Eduardo dos Santos procura legitimação, enquanto na rua sobe a contestação

José Eduardo dos Santos foi um improvável sucessor de Agostinho Neto à frente do MPLA. Ao fim de 36 anos na cadeira do poder, depara-se com dura uma crise económica e contestação sem precedentes. Para legitimação, pode sempre contar com o trabalho de alguns “historiadores”.

Por Leston Bandeira

“O Testamento que Validou José Eduardo dos Santos na Presidência da República de Angola em 1979” é o pouco sugestivo título de um artigo que Patricio Batsikama publicou na revista Sankota. Abre-se a possbilidade da existência de um testamento legitimador e uma primeira escolha de Santos como sucessor de Neto. Escolha feita, em testamento, pelo próprio Neto.

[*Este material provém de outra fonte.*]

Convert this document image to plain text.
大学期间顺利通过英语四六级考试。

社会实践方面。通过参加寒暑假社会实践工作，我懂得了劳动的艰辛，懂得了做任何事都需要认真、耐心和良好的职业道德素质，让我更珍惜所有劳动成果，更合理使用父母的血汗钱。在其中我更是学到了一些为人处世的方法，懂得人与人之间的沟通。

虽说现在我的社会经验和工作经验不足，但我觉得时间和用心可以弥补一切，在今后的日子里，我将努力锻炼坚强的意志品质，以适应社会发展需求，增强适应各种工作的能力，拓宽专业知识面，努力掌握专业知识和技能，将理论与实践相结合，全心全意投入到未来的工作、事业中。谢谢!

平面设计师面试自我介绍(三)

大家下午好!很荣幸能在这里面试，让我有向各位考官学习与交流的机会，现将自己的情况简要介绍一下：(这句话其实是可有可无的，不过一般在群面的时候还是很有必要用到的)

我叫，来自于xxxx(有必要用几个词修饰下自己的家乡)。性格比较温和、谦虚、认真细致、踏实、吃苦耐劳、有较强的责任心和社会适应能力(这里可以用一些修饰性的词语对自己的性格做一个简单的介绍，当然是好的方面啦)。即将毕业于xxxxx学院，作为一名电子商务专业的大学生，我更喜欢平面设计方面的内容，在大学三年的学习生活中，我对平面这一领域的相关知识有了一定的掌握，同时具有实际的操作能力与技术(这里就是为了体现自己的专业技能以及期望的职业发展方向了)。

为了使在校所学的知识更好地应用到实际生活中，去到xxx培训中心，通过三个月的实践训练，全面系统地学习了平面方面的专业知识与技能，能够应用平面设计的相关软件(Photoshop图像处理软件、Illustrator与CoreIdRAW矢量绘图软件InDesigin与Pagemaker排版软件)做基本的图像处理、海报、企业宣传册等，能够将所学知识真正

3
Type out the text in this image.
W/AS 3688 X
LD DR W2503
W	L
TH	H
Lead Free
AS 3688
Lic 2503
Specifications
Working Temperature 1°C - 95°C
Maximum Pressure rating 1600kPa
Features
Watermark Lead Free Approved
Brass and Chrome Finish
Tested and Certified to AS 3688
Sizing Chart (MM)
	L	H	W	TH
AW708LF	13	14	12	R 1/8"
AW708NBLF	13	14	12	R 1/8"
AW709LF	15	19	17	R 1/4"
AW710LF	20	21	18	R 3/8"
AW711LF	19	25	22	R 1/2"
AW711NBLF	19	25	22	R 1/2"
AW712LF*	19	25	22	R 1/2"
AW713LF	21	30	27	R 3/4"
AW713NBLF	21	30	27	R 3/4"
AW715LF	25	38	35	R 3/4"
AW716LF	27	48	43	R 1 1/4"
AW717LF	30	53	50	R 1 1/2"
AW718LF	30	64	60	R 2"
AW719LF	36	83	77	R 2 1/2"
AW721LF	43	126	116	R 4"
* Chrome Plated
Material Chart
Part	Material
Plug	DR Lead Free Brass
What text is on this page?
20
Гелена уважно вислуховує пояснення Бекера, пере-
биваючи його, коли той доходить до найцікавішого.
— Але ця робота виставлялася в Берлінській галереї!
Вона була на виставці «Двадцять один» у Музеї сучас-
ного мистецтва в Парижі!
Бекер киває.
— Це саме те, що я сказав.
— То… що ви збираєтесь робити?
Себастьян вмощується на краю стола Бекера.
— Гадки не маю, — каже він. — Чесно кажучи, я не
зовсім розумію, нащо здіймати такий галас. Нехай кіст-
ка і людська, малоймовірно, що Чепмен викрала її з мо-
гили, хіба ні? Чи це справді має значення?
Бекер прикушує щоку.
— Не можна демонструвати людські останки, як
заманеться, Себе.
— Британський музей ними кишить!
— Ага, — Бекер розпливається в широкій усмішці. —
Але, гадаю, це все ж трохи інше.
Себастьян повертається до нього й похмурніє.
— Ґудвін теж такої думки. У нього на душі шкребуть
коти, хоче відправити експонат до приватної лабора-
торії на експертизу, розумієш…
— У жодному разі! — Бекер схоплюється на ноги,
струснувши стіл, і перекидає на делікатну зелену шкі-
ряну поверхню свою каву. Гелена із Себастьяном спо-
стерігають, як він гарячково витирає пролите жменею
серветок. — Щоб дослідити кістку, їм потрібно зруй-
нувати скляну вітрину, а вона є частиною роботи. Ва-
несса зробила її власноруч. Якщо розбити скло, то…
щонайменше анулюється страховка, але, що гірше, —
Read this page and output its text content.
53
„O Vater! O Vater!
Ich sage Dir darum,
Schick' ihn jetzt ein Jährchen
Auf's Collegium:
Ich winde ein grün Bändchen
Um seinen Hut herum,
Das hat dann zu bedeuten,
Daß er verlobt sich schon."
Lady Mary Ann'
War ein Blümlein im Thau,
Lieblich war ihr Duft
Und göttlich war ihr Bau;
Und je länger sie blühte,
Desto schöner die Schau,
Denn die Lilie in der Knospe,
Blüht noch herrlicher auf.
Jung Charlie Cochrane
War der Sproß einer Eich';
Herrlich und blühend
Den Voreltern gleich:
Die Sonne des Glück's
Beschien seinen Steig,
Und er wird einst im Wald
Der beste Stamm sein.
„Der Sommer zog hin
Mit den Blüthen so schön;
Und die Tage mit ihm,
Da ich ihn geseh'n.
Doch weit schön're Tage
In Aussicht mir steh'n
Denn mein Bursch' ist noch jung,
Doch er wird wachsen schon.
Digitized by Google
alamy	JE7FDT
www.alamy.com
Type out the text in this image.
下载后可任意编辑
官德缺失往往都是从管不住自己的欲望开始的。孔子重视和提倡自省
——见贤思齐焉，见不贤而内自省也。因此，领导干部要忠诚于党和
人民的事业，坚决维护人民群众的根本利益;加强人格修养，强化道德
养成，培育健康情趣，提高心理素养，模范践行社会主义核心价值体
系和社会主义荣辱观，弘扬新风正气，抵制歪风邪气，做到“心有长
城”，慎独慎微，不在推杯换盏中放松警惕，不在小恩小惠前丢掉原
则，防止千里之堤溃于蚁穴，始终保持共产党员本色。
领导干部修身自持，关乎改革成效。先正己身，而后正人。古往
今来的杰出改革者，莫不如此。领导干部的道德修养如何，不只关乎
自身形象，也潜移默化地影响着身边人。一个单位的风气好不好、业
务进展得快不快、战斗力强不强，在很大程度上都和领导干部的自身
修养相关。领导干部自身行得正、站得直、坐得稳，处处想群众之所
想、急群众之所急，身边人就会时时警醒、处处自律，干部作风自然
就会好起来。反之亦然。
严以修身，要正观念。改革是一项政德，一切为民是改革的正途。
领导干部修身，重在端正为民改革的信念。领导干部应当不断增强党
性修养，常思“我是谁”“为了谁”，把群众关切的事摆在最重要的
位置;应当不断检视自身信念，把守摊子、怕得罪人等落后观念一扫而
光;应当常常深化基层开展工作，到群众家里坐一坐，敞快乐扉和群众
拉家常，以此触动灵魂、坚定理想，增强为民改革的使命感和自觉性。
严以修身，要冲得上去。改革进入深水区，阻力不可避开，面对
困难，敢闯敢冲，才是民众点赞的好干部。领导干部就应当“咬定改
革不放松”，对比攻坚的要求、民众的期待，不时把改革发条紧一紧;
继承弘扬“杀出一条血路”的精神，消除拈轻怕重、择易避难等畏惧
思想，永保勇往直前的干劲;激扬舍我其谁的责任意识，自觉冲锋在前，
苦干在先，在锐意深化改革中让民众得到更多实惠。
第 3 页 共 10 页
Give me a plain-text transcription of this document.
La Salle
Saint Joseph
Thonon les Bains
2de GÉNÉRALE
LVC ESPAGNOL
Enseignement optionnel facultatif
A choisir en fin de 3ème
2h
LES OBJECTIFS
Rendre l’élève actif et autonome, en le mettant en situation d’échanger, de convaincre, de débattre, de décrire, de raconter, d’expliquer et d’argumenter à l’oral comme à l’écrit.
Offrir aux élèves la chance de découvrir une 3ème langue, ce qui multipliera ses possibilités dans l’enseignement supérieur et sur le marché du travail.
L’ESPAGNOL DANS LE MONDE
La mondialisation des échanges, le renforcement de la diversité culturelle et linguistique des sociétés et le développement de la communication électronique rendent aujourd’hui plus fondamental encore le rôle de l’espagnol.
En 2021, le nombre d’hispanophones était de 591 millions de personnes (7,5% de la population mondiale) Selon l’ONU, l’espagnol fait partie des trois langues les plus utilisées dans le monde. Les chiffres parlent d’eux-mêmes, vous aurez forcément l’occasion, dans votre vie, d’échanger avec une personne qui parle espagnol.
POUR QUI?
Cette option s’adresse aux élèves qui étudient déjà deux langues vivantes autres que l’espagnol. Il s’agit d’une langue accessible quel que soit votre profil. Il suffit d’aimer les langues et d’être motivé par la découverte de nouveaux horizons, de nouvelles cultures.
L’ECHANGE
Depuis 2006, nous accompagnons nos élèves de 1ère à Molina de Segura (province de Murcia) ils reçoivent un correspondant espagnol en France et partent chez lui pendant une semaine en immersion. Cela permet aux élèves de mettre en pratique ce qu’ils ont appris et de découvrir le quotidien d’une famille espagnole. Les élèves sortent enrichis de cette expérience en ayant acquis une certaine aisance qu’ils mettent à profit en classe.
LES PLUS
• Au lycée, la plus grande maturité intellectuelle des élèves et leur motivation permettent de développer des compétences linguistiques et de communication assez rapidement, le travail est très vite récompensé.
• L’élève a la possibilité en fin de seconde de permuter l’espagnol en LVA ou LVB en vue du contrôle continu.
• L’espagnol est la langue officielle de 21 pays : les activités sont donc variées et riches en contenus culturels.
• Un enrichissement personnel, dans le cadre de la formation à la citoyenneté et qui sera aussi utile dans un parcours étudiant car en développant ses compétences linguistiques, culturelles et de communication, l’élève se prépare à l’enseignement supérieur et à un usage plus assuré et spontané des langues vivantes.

Na conclusão do texto, baseado numa série de entrevistas a jovens, na sua maioria muito desinteressados do tema, o autor compara dois acontecimentos importantes da História do MPLA, para “sistematizar estes dados – por demasiado hipotéticos que apareçam – para ver como as fontes se comportam entre si”. Os acontecimentos são aquilo a que Batsikama apelida das Assembleias Gerais do MPLA de 1972 e 1979.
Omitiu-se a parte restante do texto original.